The escalating conflict in the Middle East, and the blocking of the Strait of Hormuz, is expected to affect everyone globally at the fuel pump, especially airlines with it forecasted that this will quickly increase the cost of airfares.
United Airlines Chief Executive Officer Scott Kirby is already warning that the climbing cost of oil will increase the cost of day-to-day airfares.
As reported by CBS News, Kirby recently spoke at an industry event and noted that the continued tension in Iran will lead to rising fuel costs, and this is expected to have an effect on the airline’s financial results this quarter. The cost of oil per barrel has already shot up 11%, with it expected to continue rising.
More Expensive Airfares Expected
Some airlines are already responding to the conflict and increased fuel costs, as reported by Henry Harteveldt, founder of the Atmosphere Research Group. As fuel prices start to spike, premium ticket prices have skyrocketed. It is not expected to affect economy or discount fares at this stage. Airlines are also already considering fuel surcharges on tickets for long-haul routes.
The cost of jetfuel is approximatley one fifth of operating expenses for airlines, and the cost of gas is up 56% from $2.50 in February to $3.95 this week. The effective blocking of the Strait of Hormuz, controlled by Iran, has stopped a vital trade route, which sees approximately 20% of all global oil pass through this corridor. This disruption is now being felt globally and affecting the cost of global airfares.

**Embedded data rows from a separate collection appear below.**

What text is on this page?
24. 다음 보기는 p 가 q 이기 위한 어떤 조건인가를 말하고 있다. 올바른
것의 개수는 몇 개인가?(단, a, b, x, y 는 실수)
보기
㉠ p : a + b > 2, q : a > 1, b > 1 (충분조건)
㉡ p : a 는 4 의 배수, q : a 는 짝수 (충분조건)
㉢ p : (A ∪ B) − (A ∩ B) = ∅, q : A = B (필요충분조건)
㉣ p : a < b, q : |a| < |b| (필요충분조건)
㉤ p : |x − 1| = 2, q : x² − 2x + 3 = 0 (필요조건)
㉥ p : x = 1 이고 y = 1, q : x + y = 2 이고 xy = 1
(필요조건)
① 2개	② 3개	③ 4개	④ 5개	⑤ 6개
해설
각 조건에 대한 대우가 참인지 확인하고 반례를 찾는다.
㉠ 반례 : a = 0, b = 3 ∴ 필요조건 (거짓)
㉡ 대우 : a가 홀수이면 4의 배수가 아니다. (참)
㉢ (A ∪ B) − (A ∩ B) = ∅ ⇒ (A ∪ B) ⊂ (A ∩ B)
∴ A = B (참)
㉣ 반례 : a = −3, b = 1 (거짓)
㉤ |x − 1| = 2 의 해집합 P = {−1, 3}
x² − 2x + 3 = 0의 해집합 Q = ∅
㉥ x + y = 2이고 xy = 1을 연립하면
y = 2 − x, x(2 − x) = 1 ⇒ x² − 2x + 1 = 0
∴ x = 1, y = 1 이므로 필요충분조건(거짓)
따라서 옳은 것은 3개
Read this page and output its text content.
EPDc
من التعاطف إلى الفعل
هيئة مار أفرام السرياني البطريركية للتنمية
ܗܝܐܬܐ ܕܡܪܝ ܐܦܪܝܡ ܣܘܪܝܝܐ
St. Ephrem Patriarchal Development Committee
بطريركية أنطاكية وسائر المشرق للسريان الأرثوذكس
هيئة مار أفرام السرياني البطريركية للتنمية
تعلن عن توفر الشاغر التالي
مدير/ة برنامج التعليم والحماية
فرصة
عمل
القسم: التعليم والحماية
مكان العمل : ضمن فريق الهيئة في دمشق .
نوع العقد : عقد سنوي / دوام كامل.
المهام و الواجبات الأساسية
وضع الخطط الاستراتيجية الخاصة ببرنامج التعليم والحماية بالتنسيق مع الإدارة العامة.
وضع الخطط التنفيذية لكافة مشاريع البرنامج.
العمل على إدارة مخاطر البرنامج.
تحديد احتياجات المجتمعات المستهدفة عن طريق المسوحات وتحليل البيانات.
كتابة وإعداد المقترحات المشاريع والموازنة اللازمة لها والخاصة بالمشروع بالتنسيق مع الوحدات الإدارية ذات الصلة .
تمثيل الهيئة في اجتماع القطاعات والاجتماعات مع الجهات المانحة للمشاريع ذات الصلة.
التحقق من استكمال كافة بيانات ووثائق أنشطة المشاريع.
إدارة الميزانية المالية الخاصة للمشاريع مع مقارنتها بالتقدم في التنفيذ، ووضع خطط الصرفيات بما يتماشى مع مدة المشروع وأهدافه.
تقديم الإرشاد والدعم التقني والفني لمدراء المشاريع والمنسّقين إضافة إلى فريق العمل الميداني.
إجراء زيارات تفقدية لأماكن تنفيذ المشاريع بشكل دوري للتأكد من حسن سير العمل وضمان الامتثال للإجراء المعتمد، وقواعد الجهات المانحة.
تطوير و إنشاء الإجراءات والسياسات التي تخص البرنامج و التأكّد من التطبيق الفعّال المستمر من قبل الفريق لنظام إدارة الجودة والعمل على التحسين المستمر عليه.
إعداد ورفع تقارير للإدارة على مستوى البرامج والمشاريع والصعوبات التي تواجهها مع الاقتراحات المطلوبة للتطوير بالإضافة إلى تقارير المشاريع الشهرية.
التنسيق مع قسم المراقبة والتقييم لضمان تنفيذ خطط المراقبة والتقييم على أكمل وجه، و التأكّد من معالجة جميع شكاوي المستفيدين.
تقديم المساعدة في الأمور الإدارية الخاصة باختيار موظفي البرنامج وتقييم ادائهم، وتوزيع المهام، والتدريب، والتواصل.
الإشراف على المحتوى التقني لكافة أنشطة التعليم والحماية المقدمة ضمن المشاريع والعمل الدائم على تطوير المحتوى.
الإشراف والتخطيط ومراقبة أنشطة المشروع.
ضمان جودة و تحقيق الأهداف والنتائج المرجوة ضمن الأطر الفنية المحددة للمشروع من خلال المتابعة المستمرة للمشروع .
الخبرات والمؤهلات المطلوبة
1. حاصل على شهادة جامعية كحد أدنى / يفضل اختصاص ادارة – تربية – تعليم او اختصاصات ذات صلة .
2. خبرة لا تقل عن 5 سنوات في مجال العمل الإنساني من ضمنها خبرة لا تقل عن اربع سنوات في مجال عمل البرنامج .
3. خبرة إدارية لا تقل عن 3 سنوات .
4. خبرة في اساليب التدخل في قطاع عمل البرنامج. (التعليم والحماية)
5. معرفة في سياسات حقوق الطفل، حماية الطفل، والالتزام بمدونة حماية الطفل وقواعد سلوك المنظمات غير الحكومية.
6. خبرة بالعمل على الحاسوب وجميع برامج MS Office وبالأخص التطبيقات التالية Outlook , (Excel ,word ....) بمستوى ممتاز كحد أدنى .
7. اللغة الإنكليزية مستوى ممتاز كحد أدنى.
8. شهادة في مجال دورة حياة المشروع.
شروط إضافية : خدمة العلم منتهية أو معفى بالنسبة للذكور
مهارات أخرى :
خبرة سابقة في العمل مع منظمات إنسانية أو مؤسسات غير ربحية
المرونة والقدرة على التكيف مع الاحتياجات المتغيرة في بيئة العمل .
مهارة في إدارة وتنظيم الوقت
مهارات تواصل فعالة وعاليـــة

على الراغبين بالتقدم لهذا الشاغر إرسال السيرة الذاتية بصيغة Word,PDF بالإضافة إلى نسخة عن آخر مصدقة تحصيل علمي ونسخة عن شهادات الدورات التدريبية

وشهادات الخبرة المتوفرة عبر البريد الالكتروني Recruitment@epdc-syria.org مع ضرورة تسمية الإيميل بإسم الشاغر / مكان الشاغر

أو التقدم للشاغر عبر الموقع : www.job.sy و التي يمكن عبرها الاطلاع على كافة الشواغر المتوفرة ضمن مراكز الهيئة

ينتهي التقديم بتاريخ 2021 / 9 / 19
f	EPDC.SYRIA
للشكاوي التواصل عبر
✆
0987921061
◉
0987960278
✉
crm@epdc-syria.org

While it remains unclear how long the conflict will last, the costs and compounding supply chain pressures are expected to be felt for weeks or months, as the tension sees vital infrastructure damaged or out of action. United States President Donald Trump remains steadfast and is demanding Iran ‘totally surrender’.
Diverted Flights Hitting Airline Pockets
Two of the world’s biggest international carriers, Dubai-based
Emirates, and Doha-based
Qatar Airways, have been hit the hardest with their operations effectively grounded for several days. While Emirates has relaunched a select number of routes, Qatar Airways has been forced to create a mini-hub in nearby Oman.
The cost of diverted and cancelled flights to and from the Middle East is to hit the pocket of airlines around the world. These disruption costs, through longer routings, crew and aircraft displacement, and additional technical stops, add to the cost of crew and staff overtime, handling expenses, crew accommodation and the overall cost to operate.
In addition to the lost revenue from cancelled or diverted flights, airlines are now poised to be hit where it hurts the most with increased fuel prices as the conflict continues.
Expanding Iran Conflict Triggers Downfall Of Airline Stocks
Airline stocks around the world have plummeted following widespread airspace closures in the Middle East.
Heding Fuel Costs
Some airlines are taking additional measures to lock in fuel prices now, to protect against the continued volatility of the situation. Air France KLM has already taken steps to increase its total exposure protection, as have Cathay Pacific, Finnair, easyJet, and Air New Zealand (as suggested by Investing.com)
For airlines to hedge fuel costs, this is done by using financial derivatives, including swaps, options or futures, and locking in the price. This can then result in stabilized earnings and improved budget aaccuracy This helps airlines manage their operating expenses by minimizing the uncertainty of changing fuel costs. This enables airlines to remain competitive, with more consistent airfare ticket prices.
With the cost of oil expected to hit airlines hard, the general public is also expected to feel the pinch in one way or another, with the cost of fuel at the gas station already skyrocketing in some parts. It is expected for the price at the pump to continue rising week on week until the tension subsides, and will eventually filter down to the cost of day-to-day consumables at supermarkets as the cost of transporting these goods continues to soar.